C.        Crisis Activates Christians:  The church at Jerusalem was passive about the death of James but came alive when Peter was about to die.  Crisis brought the church to prevailing prayer.  It may be implied that they failed to pray effectively for James.

D.       The Peace in Believing God:  The night before his scheduled execution, Peter slept because he was without worry or concern for his own problem.  The church prayed and Peter slept, for there is a time to pray and a time to rest in God.

E.         God Performs Those Things Which Man Cannot Do for Himself:  It was God who supernaturally delivered Peter, but Peter had to put on his clothes and walk out of the prison.  Christians must observe natural law but God can and does work the supernatural.  Believers are to carry out the natural functions while God supplies power for the spiritual needs.

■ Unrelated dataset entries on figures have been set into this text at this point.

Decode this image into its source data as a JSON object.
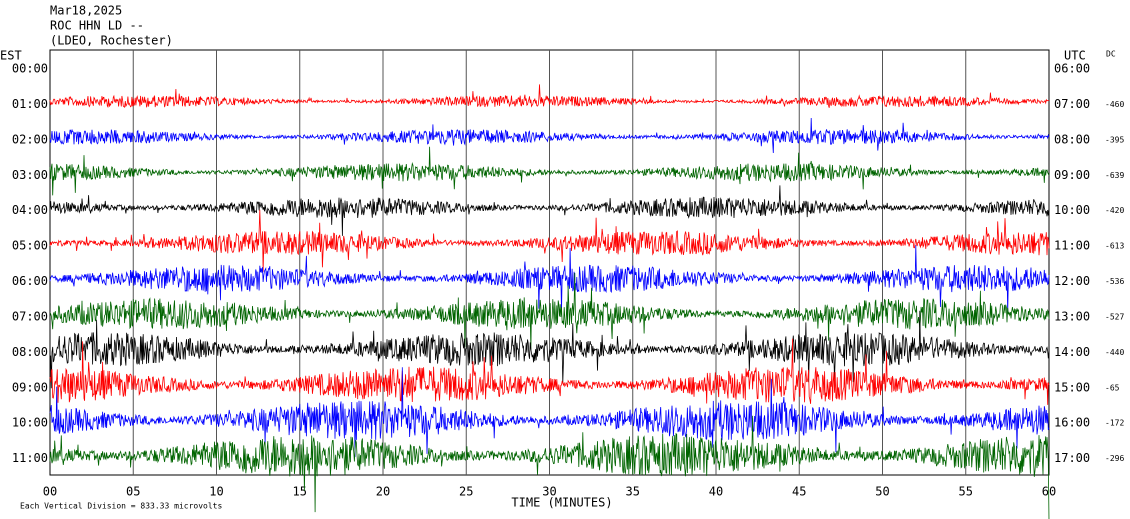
{
  "header": {
    "date": "Mar18,2025",
    "station": "ROC HHN LD --",
    "network": "(LDEO, Rochester)"
  },
  "axes": {
    "left_title": "EST",
    "right_title": "UTC",
    "dc_title": "DC",
    "x_title": "TIME (MINUTES)",
    "x_ticks": [
      "00",
      "05",
      "10",
      "15",
      "20",
      "25",
      "30",
      "35",
      "40",
      "45",
      "50",
      "55",
      "60"
    ]
  },
  "rows": [
    {
      "est": "00:00",
      "utc": "06:00"
    },
    {
      "est": "01:00",
      "utc": "07:00"
    },
    {
      "est": "02:00",
      "utc": "08:00"
    },
    {
      "est": "03:00",
      "utc": "09:00"
    },
    {
      "est": "04:00",
      "utc": "10:00"
    },
    {
      "est": "05:00",
      "utc": "11:00"
    },
    {
      "est": "06:00",
      "utc": "12:00"
    },
    {
      "est": "07:00",
      "utc": "13:00"
    },
    {
      "est": "08:00",
      "utc": "14:00"
    },
    {
      "est": "09:00",
      "utc": "15:00"
    },
    {
      "est": "10:00",
      "utc": "16:00"
    },
    {
      "est": "11:00",
      "utc": "17:00"
    }
  ],
  "traces": [
    {
      "color": "#ff0000",
      "dc": -460
    },
    {
      "color": "#0000ff",
      "dc": -395
    },
    {
      "color": "#006400",
      "dc": -639
    },
    {
      "color": "#000000",
      "dc": -420
    },
    {
      "color": "#ff0000",
      "dc": -613
    },
    {
      "color": "#0000ff",
      "dc": -536
    },
    {
      "color": "#006400",
      "dc": -527
    },
    {
      "color": "#000000",
      "dc": -440
    },
    {
      "color": "#ff0000",
      "dc": -65
    },
    {
      "color": "#0000ff",
      "dc": -172
    },
    {
      "color": "#006400",
      "dc": -296
    }
  ],
  "footnote": "Each Vertical Division = 833.33 microvolts"
}
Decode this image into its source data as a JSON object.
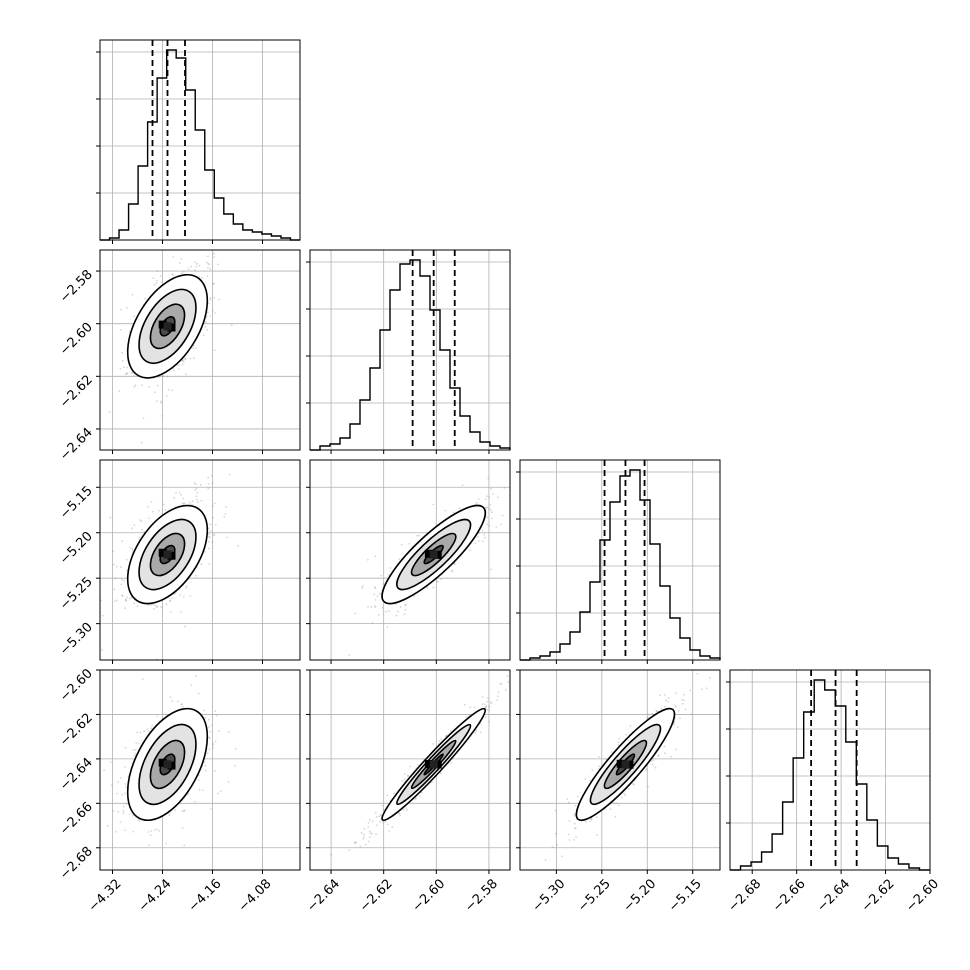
{
  "chart_data": {
    "type": "corner",
    "parameters": [
      {
        "range": [
          -4.34,
          -4.02
        ],
        "ticks": [
          -4.32,
          -4.24,
          -4.16,
          -4.08
        ],
        "tick_labels": [
          "−4.32",
          "−4.24",
          "−4.16",
          "−4.08"
        ],
        "quantiles": [
          -4.256,
          -4.232,
          -4.204
        ]
      },
      {
        "range": [
          -2.648,
          -2.572
        ],
        "ticks": [
          -2.64,
          -2.62,
          -2.6,
          -2.58
        ],
        "tick_labels": [
          "−2.64",
          "−2.62",
          "−2.60",
          "−2.58"
        ],
        "quantiles": [
          -2.609,
          -2.601,
          -2.593
        ]
      },
      {
        "range": [
          -5.34,
          -5.12
        ],
        "ticks": [
          -5.3,
          -5.25,
          -5.2,
          -5.15
        ],
        "tick_labels": [
          "−5.30",
          "−5.25",
          "−5.20",
          "−5.15"
        ],
        "quantiles": [
          -5.247,
          -5.224,
          -5.203
        ]
      },
      {
        "range": [
          -2.69,
          -2.6
        ],
        "ticks": [
          -2.68,
          -2.66,
          -2.64,
          -2.62,
          -2.6
        ],
        "tick_labels": [
          "−2.68",
          "−2.66",
          "−2.64",
          "−2.62",
          "−2.60"
        ],
        "quantiles": [
          -2.6535,
          -2.6425,
          -2.633
        ]
      }
    ],
    "diagonal_histograms": [
      [
        0.0,
        0.01,
        0.05,
        0.18,
        0.37,
        0.59,
        0.81,
        0.95,
        0.91,
        0.75,
        0.55,
        0.35,
        0.21,
        0.13,
        0.08,
        0.05,
        0.04,
        0.03,
        0.02,
        0.01,
        0.0
      ],
      [
        0.0,
        0.02,
        0.03,
        0.06,
        0.13,
        0.25,
        0.41,
        0.6,
        0.8,
        0.93,
        0.95,
        0.87,
        0.7,
        0.5,
        0.31,
        0.17,
        0.09,
        0.04,
        0.02,
        0.01
      ],
      [
        0.0,
        0.01,
        0.02,
        0.04,
        0.08,
        0.14,
        0.24,
        0.39,
        0.6,
        0.79,
        0.92,
        0.95,
        0.8,
        0.58,
        0.37,
        0.21,
        0.11,
        0.05,
        0.02,
        0.01
      ],
      [
        0.0,
        0.02,
        0.04,
        0.09,
        0.18,
        0.34,
        0.56,
        0.79,
        0.95,
        0.9,
        0.82,
        0.64,
        0.43,
        0.25,
        0.12,
        0.06,
        0.03,
        0.01,
        0.0
      ]
    ],
    "correlations": {
      "1-0": 0.5,
      "2-0": 0.5,
      "2-1": 0.85,
      "3-0": 0.5,
      "3-1": 0.97,
      "3-2": 0.9
    },
    "grid": true,
    "xlabel": "",
    "ylabel": ""
  },
  "colors": {
    "ink": "#000000",
    "grid": "#b0b0b0",
    "scatter": "#8a8a8a"
  }
}
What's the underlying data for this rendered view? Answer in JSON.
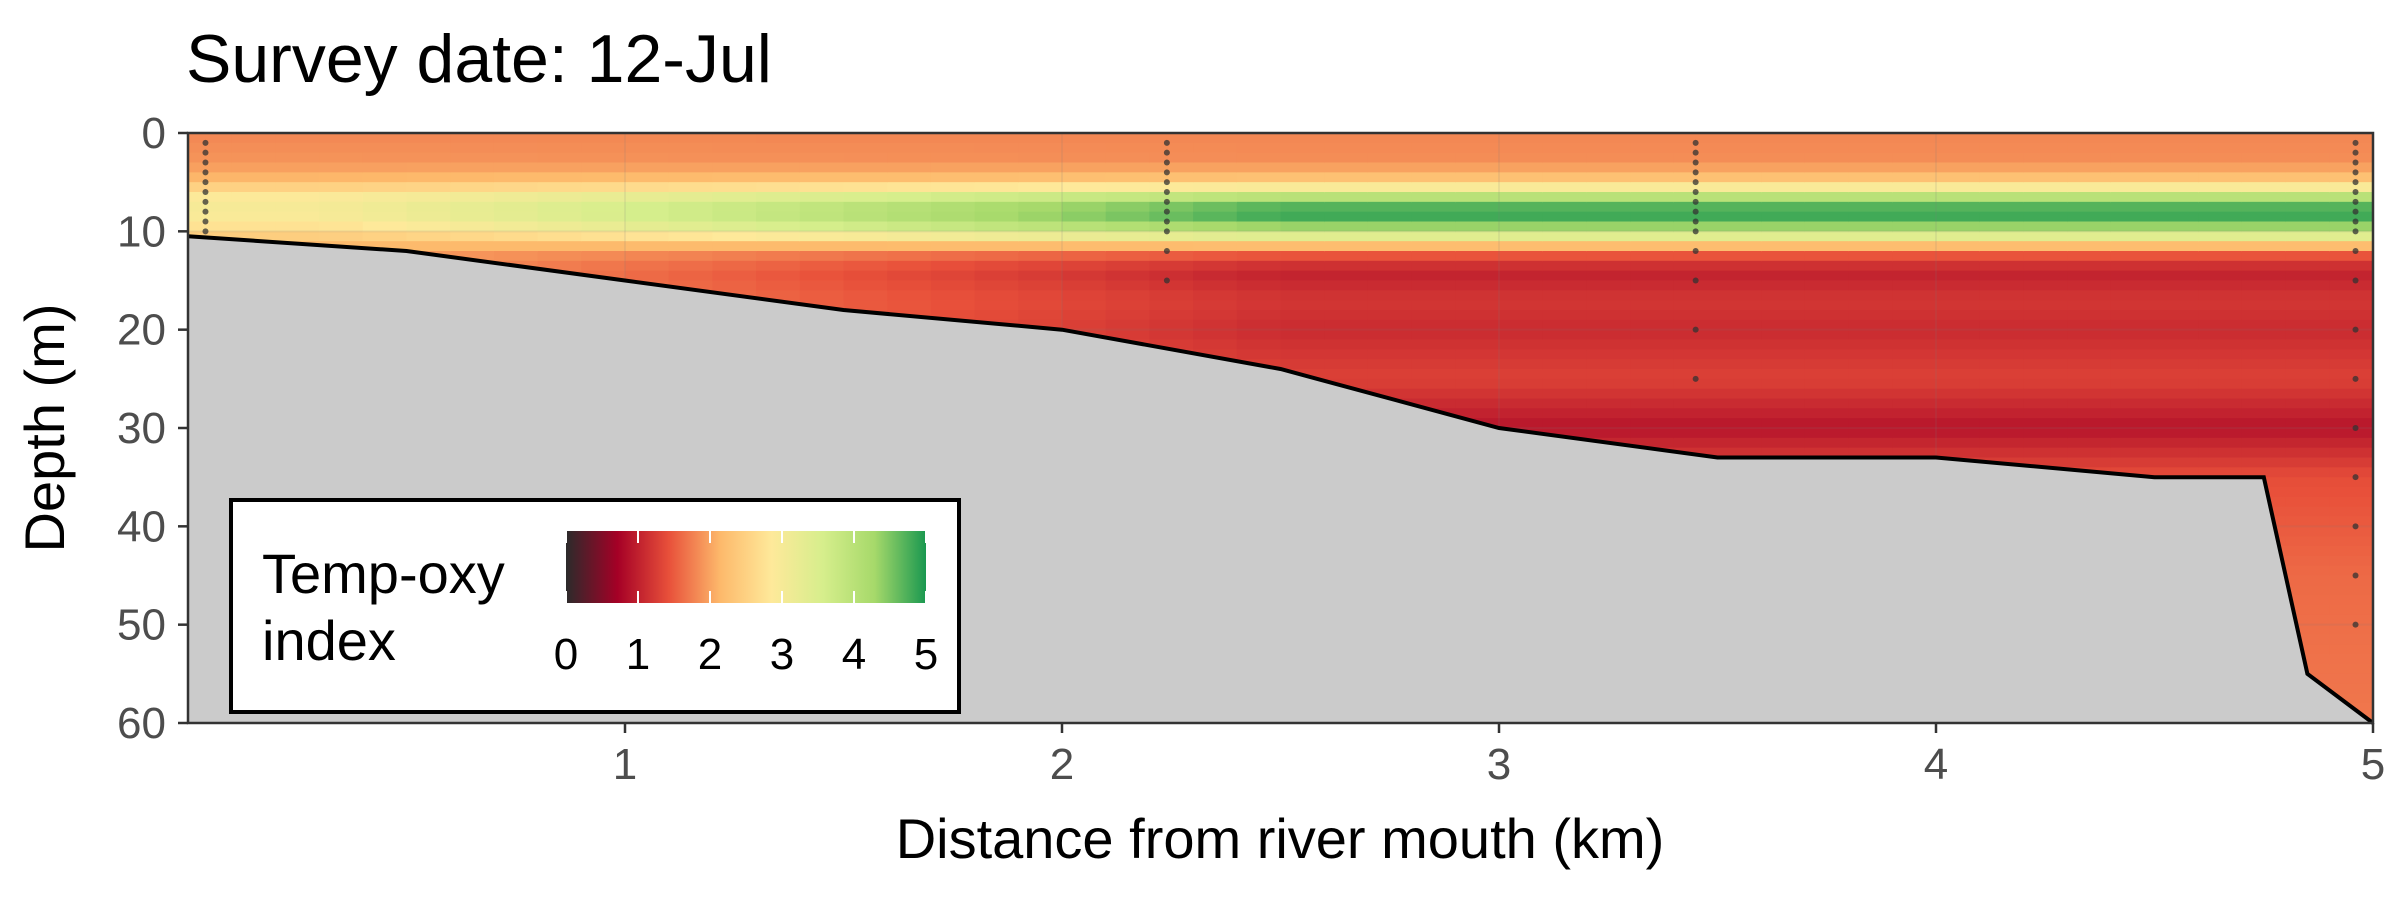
{
  "chart_data": {
    "type": "heatmap",
    "title": "Survey date: 12-Jul",
    "xlabel": "Distance from river mouth (km)",
    "ylabel": "Depth (m)",
    "xlim": [
      0,
      5
    ],
    "ylim": [
      60,
      0
    ],
    "x_ticks": [
      "1",
      "2",
      "3",
      "4",
      "5"
    ],
    "y_ticks": [
      "0",
      "10",
      "20",
      "30",
      "40",
      "50",
      "60"
    ],
    "y_tick_values": [
      0,
      10,
      20,
      30,
      40,
      50,
      60
    ],
    "x_tick_values": [
      1,
      2,
      3,
      4,
      5
    ],
    "legend": {
      "title_lines": [
        "Temp-oxy",
        "index"
      ],
      "ticks": [
        "0",
        "1",
        "2",
        "3",
        "4",
        "5"
      ],
      "tick_values": [
        0,
        1,
        2,
        3,
        4,
        5
      ],
      "range": [
        0,
        5
      ],
      "colors": [
        "#2b2b2b",
        "#a50026",
        "#e8503a",
        "#fdb96b",
        "#fee99a",
        "#d6ee8c",
        "#a6d96a",
        "#1a9850"
      ],
      "placement": "bottom-left"
    },
    "bottom_profile": {
      "x": [
        0,
        0.5,
        1.0,
        1.5,
        2.0,
        2.5,
        3.0,
        3.5,
        4.0,
        4.5,
        4.75,
        4.8,
        4.85,
        5.0
      ],
      "depth": [
        10.5,
        12,
        15,
        18,
        20,
        24,
        30,
        33,
        33,
        35,
        35,
        45,
        55,
        60
      ]
    },
    "sample_stations": [
      {
        "x": 0.04,
        "depths": [
          1,
          2,
          3,
          4,
          5,
          6,
          7,
          8,
          9,
          10
        ]
      },
      {
        "x": 2.24,
        "depths": [
          1,
          2,
          3,
          4,
          5,
          6,
          7,
          8,
          9,
          10,
          12,
          15
        ]
      },
      {
        "x": 3.45,
        "depths": [
          1,
          2,
          3,
          4,
          5,
          6,
          7,
          8,
          9,
          10,
          12,
          15,
          20,
          25
        ]
      },
      {
        "x": 4.96,
        "depths": [
          1,
          2,
          3,
          4,
          5,
          6,
          7,
          8,
          9,
          10,
          12,
          15,
          20,
          25,
          30,
          35,
          40,
          45,
          50
        ]
      }
    ],
    "index_profile": {
      "depth": [
        0,
        3,
        5,
        6,
        7,
        8,
        9,
        10,
        11,
        12,
        14,
        17,
        20,
        25,
        30,
        35,
        45,
        60
      ],
      "near_mouth": [
        1.8,
        1.9,
        2.2,
        2.8,
        3.0,
        3.0,
        2.9,
        2.6,
        2.3,
        2.0,
        1.9,
        1.9,
        1.9,
        1.9,
        1.9,
        1.9,
        1.9,
        1.9
      ],
      "offshore": [
        1.8,
        1.85,
        2.4,
        3.5,
        4.5,
        4.9,
        4.7,
        4.0,
        2.8,
        1.6,
        1.0,
        1.2,
        1.1,
        1.3,
        0.9,
        1.4,
        1.6,
        1.7
      ]
    },
    "grid": true
  },
  "colors": {
    "panel_border": "#333333",
    "seabed": "#cbcbcb",
    "bottom_line": "#000000",
    "station_dots": "#333333"
  }
}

F.         Every Answer to Prayer Is by God’s Grace:  Prevailing prayer was answered in spite of the doubting participants.  They did not deserve the answer, but received it, which of course is pure grace.

 

VI.              CONCLUSION

A.       Prevailing prayer is persevering prayer until one gets an answer from God.  The answer may be yes or no or wait awhile, but the one praying gets a definite conviction that God has answered the request.

B.        The great need of the Christian church today is a return to the Bible and a return to prayer.  There must come a new conviction that God works in supernatural ways.